Proprio le dimensioni di affittopoli indicano qual è la vera ragione di decenni di totale “distrazione” del padrone pubblico. Non raccontiamoci la storia che si tratti di semplice incuria e inefficienza amministrativa. Quella dell’edilizia pubblica a prezzi illegittimi di favore è una grande macchina di consenso clientelare. Per questo è un commissario e non un sindaco eletto di destra o di sinistra, ad affondarvi il coltello della giustizia.
Ora si tratta di stabilire appunto delle soluzioni che costituiscano precedenti che facciano dovunque testo. Come esempi virtuosi da imitare. Ne indichiamo cinque. I responsabili – amministrativi e politici - del pregresso saranno perseguiti per danno erariale dalla Corte dei Conti.
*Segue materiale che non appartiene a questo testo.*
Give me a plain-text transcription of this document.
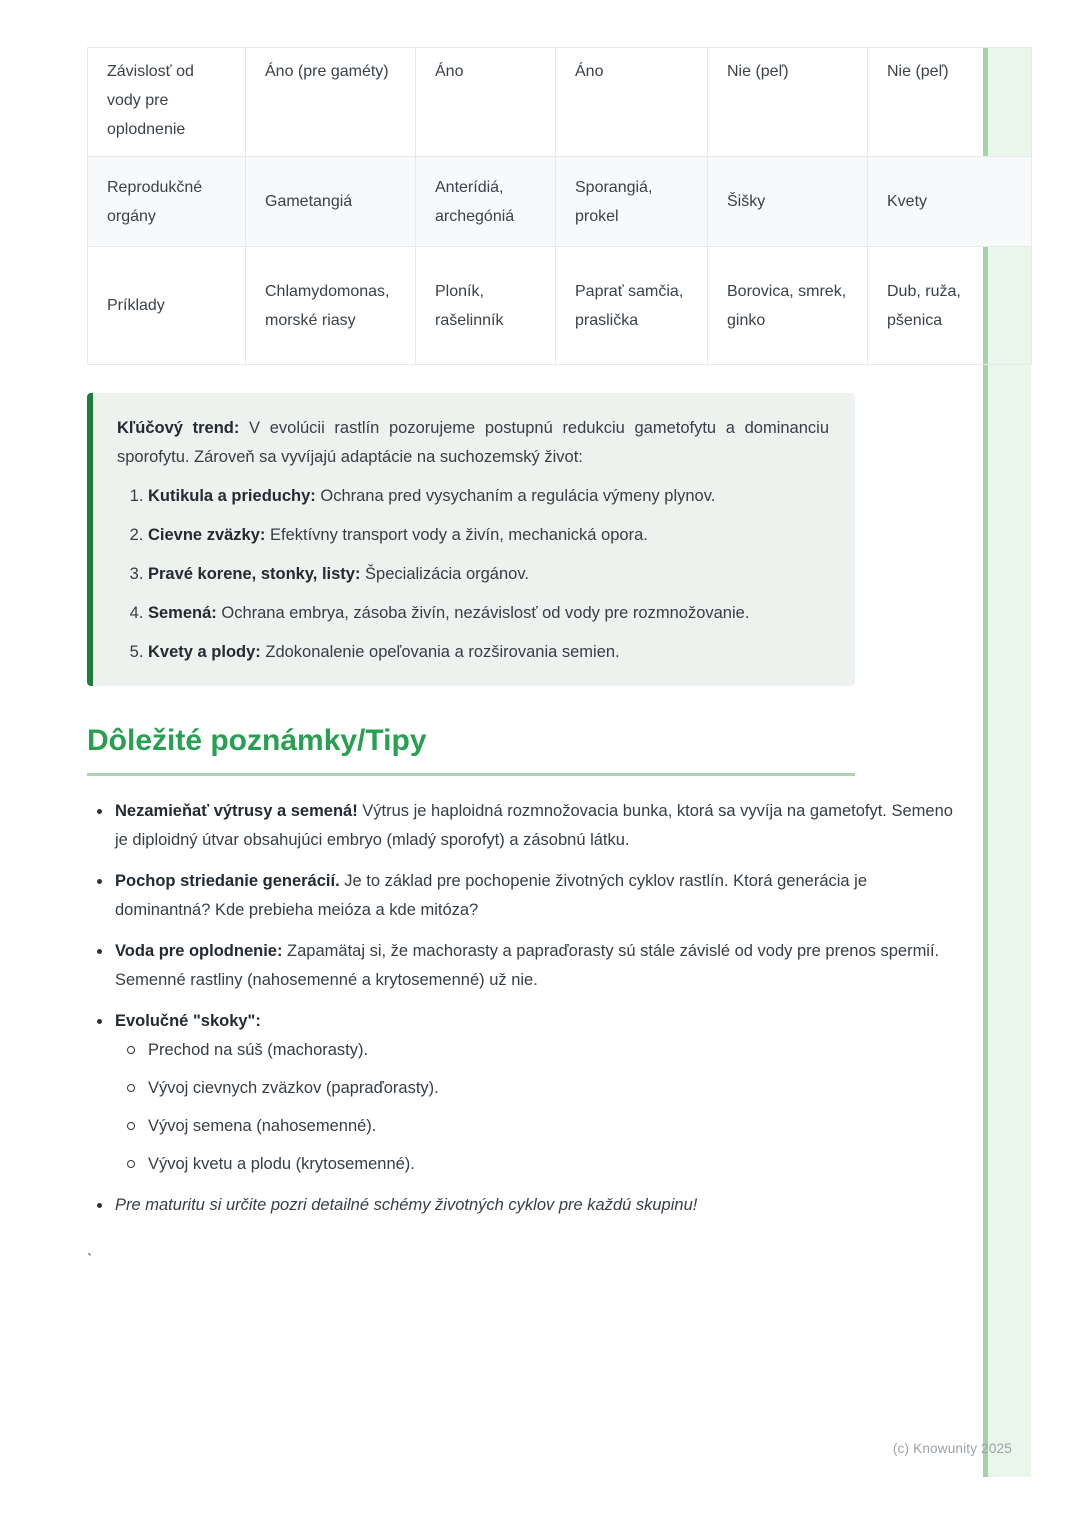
Závislosť od vody pre oplodnenie	Áno (pre gaméty)	Áno	Áno	Nie (peľ)	Nie (peľ)
Reprodukčné orgány	Gametangiá	Anterídiá, archegóniá	Sporangiá, prokel	Šišky	Kvety
Príklady	Chlamydomonas, morské riasy	Ploník, rašelinník	Paprať samčia, praslička	Borovica, smrek, ginko	Dub, ruža, pšenica

Kľúčový trend: V evolúcii rastlín pozorujeme postupnú redukciu gametofytu a dominanciu sporofytu. Zároveň sa vyvíjajú adaptácie na suchozemský život:

1. Kutikula a prieduchy: Ochrana pred vysychaním a regulácia výmeny plynov.
2. Cievne zväzky: Efektívny transport vody a živín, mechanická opora.
3. Pravé korene, stonky, listy: Špecializácia orgánov.
4. Semená: Ochrana embrya, zásoba živín, nezávislosť od vody pre rozmnožovanie.
5. Kvety a plody: Zdokonalenie opeľovania a rozširovania semien.
Dôležité poznámky/Tipy
Nezamieňať výtrusy a semená! Výtrus je haploidná rozmnožovacia bunka, ktorá sa vyvíja na gametofyt. Semeno je diploidný útvar obsahujúci embryo (mladý sporofyt) a zásobnú látku.
Pochop striedanie generácií. Je to základ pre pochopenie životných cyklov rastlín. Ktorá generácia je dominantná? Kde prebieha meióza a kde mitóza?
Voda pre oplodnenie: Zapamätaj si, že machorasty a papraďorasty sú stále závislé od vody pre prenos spermií. Semenné rastliny (nahosemenné a krytosemenné) už nie.
Evolučné "skoky":
Prechod na súš (machorasty).
Vývoj cievnych zväzkov (papraďorasty).
Vývoj semena (nahosemenné).
Vývoj kvetu a plodu (krytosemenné).
Pre maturitu si určite pozri detailné schémy životných cyklov pre každú skupinu!
`
(c) Knowunity 2025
Ma intanto i dirigenti amministrativi possono e devono essere licenziati, senza attendere la Corte e le Procure. I titoli di legittimità degli affittuari vanno ricontrollati in massa, insediando appositi uffici incaricati di verifiche regolari nel tempo. Deve essere rigorosa la classificazione secondo Isee dei legittimi affittuari a canone non di mercato, ma secondo criteri di housing sociale. Gli occupanti senza titolo o con contratti scaduti da decenni vanno sfrattati, perché i canoni a cominciare dal centro devono poter garantire un giusto ritorno alla proprietà pubblica. E va definito un piano di cessioni che distingua il prezzo di offerta d’acquisto secondo criteri oggettivi.
E’ un mix di rigore inflessibile e di ripristino oggettivo di criteri di vera equità, quello che serve per ricondurre l’affittopoli romana a un esempio di virtù civica di a cui andare fieri. I cittadini di Roma e del Lazio se lo meritano, per quanto sopportano ogni giorno. Ed è bene che ogni candidato al Campidoglio scriva questo impegno come prioritario, nel suo programma, perché Tronca può solo avviare l’opera ma spetterà ad altri compierla. Estendendo lo stesso rigore a tutta la troppo estesa presenza pubblica nella vita della Capitale e della Regione, a cominciare dalla condizione disastrata in cui versano molte delle grandi società pubbliche, dai trasporti ai rifiuti. Si può fare, questa è la buona notizia. Ma bisogna farlo.